Минэкономики готовит концепцию развития бизнес-образования

Вкусностей госпредприятиям для инновационного развития законодательство насыпало немало. Но многие производители не стремятся втягиваться в эту гонку за ноу-хау. Постановление Совмина № 187 сделало добровольную систему инновационного развития еще и обязательной. Теперь государственным компаниям административно прописан норматив по инвестициям в технические новинки. Начнется ли восхождение наших предприятий на вершину технологического развития? Начальник Управления науки и инновационной политики Министерства экономики Дмитрий КРУПСКИЙ на это надеется.

— Ученые разумно утверждают: заранее предсказать результат исследований невозможно. Но в госсекторе же всегда важна окупаемость. А венчурного финансирования у нас нет.

— Это миф, что технический прогресс без него невозможен. Оно получило распространение в США в 80-е годы прошлого столетия, когда у них произошло перенакопление капитала. К тому же бизнес-культура там изначально ориентирована на риск, поэтому венчурные инструменты и прижились. При их использовании шансов потерять деньги много — имеют успех только 5—10 % проектов, но и прибыли поражают воображение. Поэтому желающих сыграть в рулетку оказалось немало. Старый Свет, Япония, Китай менее склонны к авантюризму, поэтому там «венчурная лотерея» не прижилась, но используются другие механизмы стимулирования инновационного развития. Скорее, следует изучать их опыт: в отличие от США 30-летней давности, у нас дефицит свободного капитала. Хочу особо подчеркнуть: внедрение технических новинок дорого и затратно в любом государстве. Но почему у них компании постоянно вкладываются в инновации? Из-за конкуренции. И каждая корпорация старается оттянуть на себя одеяло платежеспособного спроса, который всегда ограничен.
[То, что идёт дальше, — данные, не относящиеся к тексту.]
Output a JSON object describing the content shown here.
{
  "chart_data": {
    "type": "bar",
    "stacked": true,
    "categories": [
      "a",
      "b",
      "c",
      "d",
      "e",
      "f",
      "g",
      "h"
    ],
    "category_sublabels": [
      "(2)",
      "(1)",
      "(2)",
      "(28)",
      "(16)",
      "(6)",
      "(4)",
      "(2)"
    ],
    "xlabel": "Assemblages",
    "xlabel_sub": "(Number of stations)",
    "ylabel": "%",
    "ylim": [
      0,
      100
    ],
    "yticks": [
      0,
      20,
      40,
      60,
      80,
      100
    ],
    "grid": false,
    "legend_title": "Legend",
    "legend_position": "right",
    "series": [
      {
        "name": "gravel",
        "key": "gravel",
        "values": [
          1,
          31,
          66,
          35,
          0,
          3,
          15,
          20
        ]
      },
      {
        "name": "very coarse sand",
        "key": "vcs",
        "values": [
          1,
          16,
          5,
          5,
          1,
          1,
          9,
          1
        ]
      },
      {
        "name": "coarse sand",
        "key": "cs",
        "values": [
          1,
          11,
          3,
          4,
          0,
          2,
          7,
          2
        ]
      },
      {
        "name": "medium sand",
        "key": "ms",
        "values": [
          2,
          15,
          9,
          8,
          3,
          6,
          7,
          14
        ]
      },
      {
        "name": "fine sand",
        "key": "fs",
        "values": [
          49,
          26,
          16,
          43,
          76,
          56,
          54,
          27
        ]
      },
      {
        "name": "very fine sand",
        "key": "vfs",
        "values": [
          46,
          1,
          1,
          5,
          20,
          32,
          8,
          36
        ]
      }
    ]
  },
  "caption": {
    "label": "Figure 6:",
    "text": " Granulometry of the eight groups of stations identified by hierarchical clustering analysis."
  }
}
— Позвольте, но конкурентов у наших производителей хватает. Были бы монополистами, склады не заполнялись бы.

— На потребительском рынке конкуренции предостаточно. Каждое государство (и западные не исключение) защищает интересы национальных промышленных чемпионов, старается зажечь им зеленый свет на экспортных рынках межгосударственными соглашениями, зарубежные поставки постоянно на контроле у руководства страны… Эти меры правильные, но большинство наших предприятий еще не изведали всю жесткость глобальной конкурентной борьбы. А выход на мировой ринг не за горами: Россия все дальше втягивается в правила жизни по ВТО. Это уже сказывается на потоке импорта некоторых видов нашей продукции. Чтобы побеждать, надо изучать соответствующие организационно-управленческие и маркетинговые технологии, в том числе и в сфере инновационного развития.

С формальной точки зрения у нас полный порядок. Но чтобы реализовать на отдельном предприятии конкретный инвестиционно-инновационный проект, необходимы грамотные управленцы. А их компетентность часто вызывает сомнение. Парадокс: из двух схожих предприятий одно сидит глубоко в убытках, а другое — прибыльное. Многое зависит от руководителя, его инициативы, знаний и восприимчивости нового и современного.

— А законодательно термин «инновация» закреплен?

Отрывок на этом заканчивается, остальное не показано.